Just because somebody is in business and that business has risks doesn't mean it's OK to go ahead and shaft them you prat.
You might as well argue that it's OK to burgle homes because the owners have insurance.
Sign a contract and honour it you bunch of good for nothing bums.
Well I agree with INXS that she's made a mistake by not honoring her contract, she's a grown up and committed to stay there 14 months. But when she signed her job contract, she kinda had to get an apartment in order to live here right ? She didn't expect to loose her job so quickly, and not everyone has the chance to be able to pay 8 months rent for nothing.
When you're in your home country, most of the time you're entitled to unemployment allowances, which she obviously cannot get here in Hong Kong.
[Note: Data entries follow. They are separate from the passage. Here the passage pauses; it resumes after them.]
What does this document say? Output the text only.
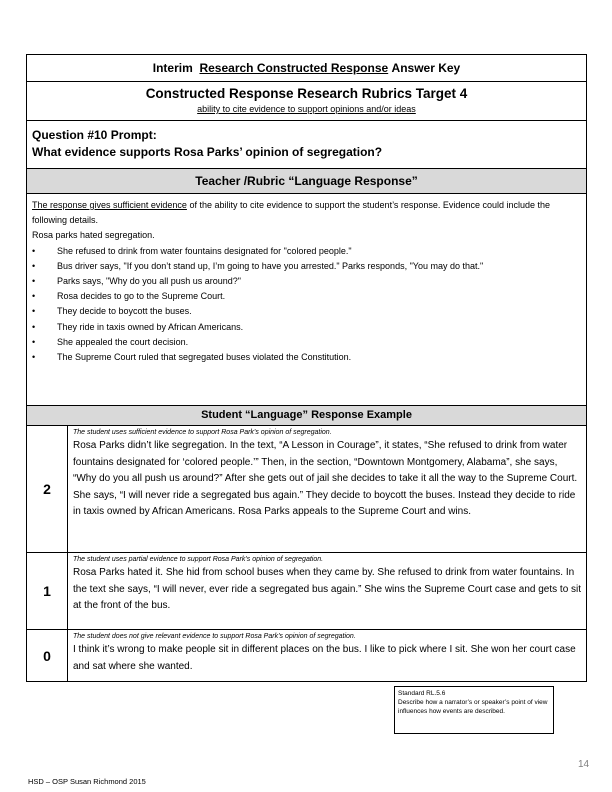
Interim
Research Constructed Response
Answer Key
Constructed Response Research Rubrics Target 4
ability to cite evidence to support opinions and/or ideas
Question #10 Prompt:
What evidence supports Rosa Parks’ opinion of segregation?
Teacher /Rubric “Language Response”
The response gives sufficient evidence of the ability to cite evidence to support the student’s response. Evidence could include the following details.
Rosa parks hated segregation.
•	She refused to drink from water fountains designated for "colored people."
•	Bus driver says, "If you don’t stand up, I’m going to have you arrested." Parks responds, "You may do that."
•	Parks says, "Why do you all push us around?"
•	Rosa decides to go to the Supreme Court.
•	They decide to boycott the buses.
•	They ride in taxis owned by African Americans.
•	She appealed the court decision.
•	The Supreme Court ruled that segregated buses violated the Constitution.
Student “Language” Response Example
2
The student uses sufficient evidence to support Rosa Park’s opinion of segregation.
Rosa Parks didn’t like segregation. In the text, “A Lesson in Courage”, it states, “She refused to drink from water fountains designated for ‘colored people.’” Then, in the section, “Downtown Montgomery, Alabama”, she says, “Why do you all push us around?” After she gets out of jail she decides to take it all the way to the Supreme Court. She says, “I will never ride a segregated bus again.” They decide to boycott the buses. Instead they decide to ride in taxis owned by African Americans. Rosa Parks appeals to the Supreme Court and wins.
1
The student uses partial evidence to support Rosa Park’s opinion of segregation.
Rosa Parks hated it. She hid from school buses when they came by. She refused to drink from water fountains. In the text she says, “I will never, ever ride a segregated bus again.” She wins the Supreme Court case and gets to sit at the front of the bus.
0
The student does not give relevant evidence to support Rosa Park’s opinion of segregation.
I think it’s wrong to make people sit in different places on the bus. I like to pick where I sit. She won her court case and sat where she wanted.
Standard RL.5.6
Describe how a narrator’s or speaker’s point of view influences how events are described.
14
HSD – OSP Susan Richmond 2015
So she doesn't have a choice and must go back. It's a shame for the landlord in this case, but in many other cases they're still better off renting to foreigners (every Chinese landlord I had in Mainland China preferred renting to me rather than to local Chinese) ...
Guarantee is there to mitigate this risk.
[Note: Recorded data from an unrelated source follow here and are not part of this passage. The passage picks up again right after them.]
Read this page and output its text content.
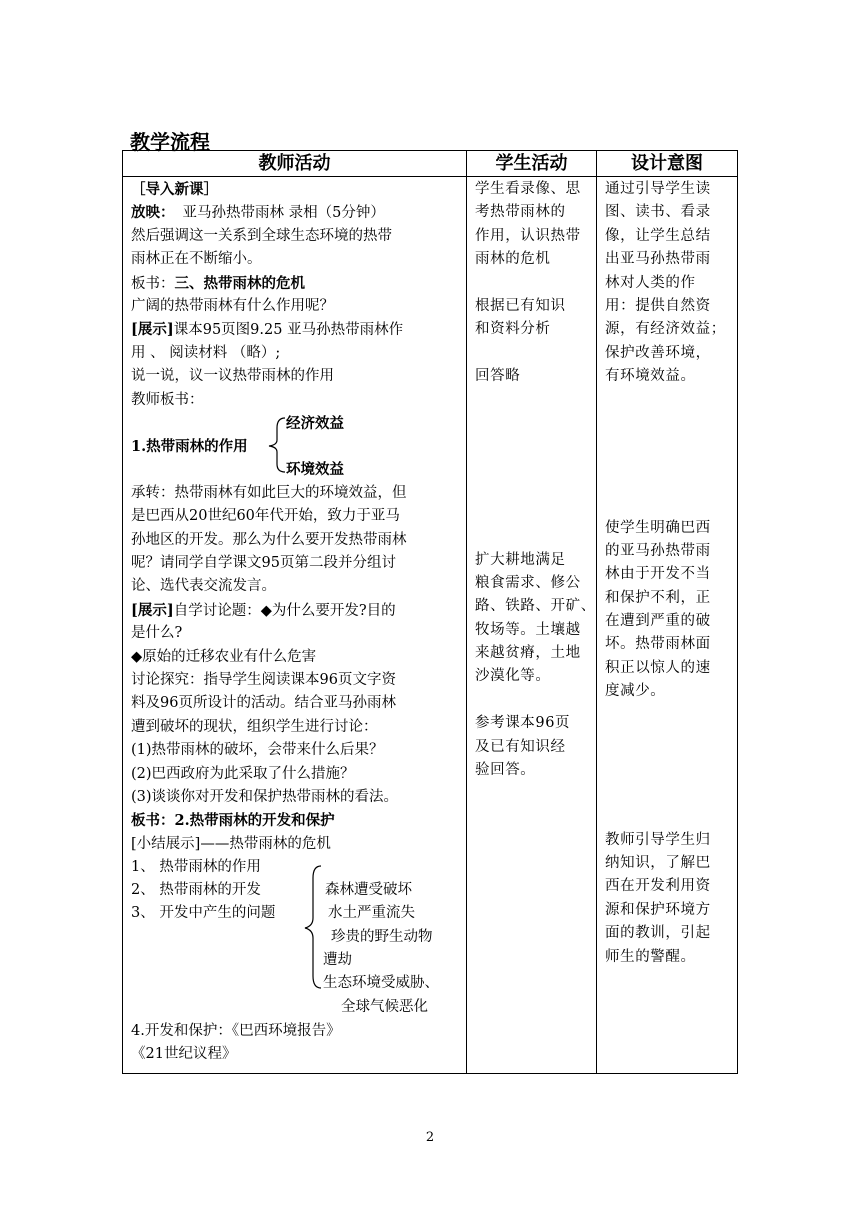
教学流程
教师活动	学生活动	设计意图
［导入新课］
放映： 亚马孙热带雨林 录相（5分钟）
然后强调这一关系到全球生态环境的热带
雨林正在不断缩小。
板书：三、热带雨林的危机
广阔的热带雨林有什么作用呢？
[展示]课本95页图9.25 亚马孙热带雨林作
用 、 阅读材料 （略）;
说一说，议一议热带雨林的作用
教师板书：
经济效益
1.热带雨林的作用
环境效益
承转：热带雨林有如此巨大的环境效益，但
是巴西从20世纪60年代开始，致力于亚马
孙地区的开发。那么为什么要开发热带雨林
呢？请同学自学课文95页第二段并分组讨
论、选代表交流发言。
[展示]自学讨论题：◆为什么要开发?目的
是什么?
◆原始的迁移农业有什么危害
讨论探究：指导学生阅读课本96页文字资
料及96页所设计的活动。结合亚马孙雨林
遭到破坏的现状，组织学生进行讨论：
(1)热带雨林的破坏，会带来什么后果？
(2)巴西政府为此采取了什么措施？
(3)谈谈你对开发和保护热带雨林的看法。
板书：2.热带雨林的开发和保护
[小结展示]——热带雨林的危机
1、 热带雨林的作用
2、 热带雨林的开发
3、 开发中产生的问题
森林遭受破坏
水土严重流失
珍贵的野生动物
遭劫
生态环境受威胁、
全球气候恶化
4.开发和保护：《巴西环境报告》
《21世纪议程》
学生看录像、思
考热带雨林的
作用，认识热带
雨林的危机
根据已有知识
和资料分析
回答略
扩大耕地满足
粮食需求、修公
路、铁路、开矿、
牧场等。土壤越
来越贫瘠，土地
沙漠化等。
参考课本96页
及已有知识经
验回答。
通过引导学生读
图、读书、看录
像，让学生总结
出亚马孙热带雨
林对人类的作
用：提供自然资
源，有经济效益；
保护改善环境，
有环境效益。
使学生明确巴西
的亚马孙热带雨
林由于开发不当
和保护不利，正
在遭到严重的破
坏。热带雨林面
积正以惊人的速
度减少。
教师引导学生归
纳知识，了解巴
西在开发利用资
源和保护环境方
面的教训，引起
师生的警醒。
2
1) she's not from UK, but from a country where she can get allowances if she goes back - 2) she's of course already been applying to jobs in HK for the past few weeks, but doesn't have the money to stay one more month unfortunately.
Well we all rather got het up over this one didn't we. What a surprise.
The correct thing to do in my opinion is to contact the landlord, explain the situation and offer to pay the cost of finding a new tenant. The landlord, if reasonable, should agree to this. If, however, the landlord is NOT reasonable, then leaving while the rent is still paid and walking away from 2 months security deposit does not seem unfair to me. (Yes INXS, I own rental property too. The onus is on BOTH sides to be reasonable in any agreement, not just one.)
While contracts should be honoured, HK rental contracts do not appear to cover well "unexpected situations" in the same way normal commercial contracts do - and the security deposit picks up the slack. If the woman cannot afford to stay here having left her job, it's bleeding obvious she cannot afford 8 months of rent so being unreasonable does not help either side.
However - to the OP - just ASSUMING your landlord is going to be unreasonable and doing a runner without trying to sort this out first is wrong.
Per the others, nobody can stop you moving out if your rent is paid. INXS's commercial property example may have had many different underlying factors - for example - the rent could already have been in arrears and the landlord could have obtained a judgement to take possessions in lieu of rent - if that was the case of course management would have assisted to prevent the tenant breaking the law. Commercial property rental contracts are different - much harsher than residential. You can't really use them as examples.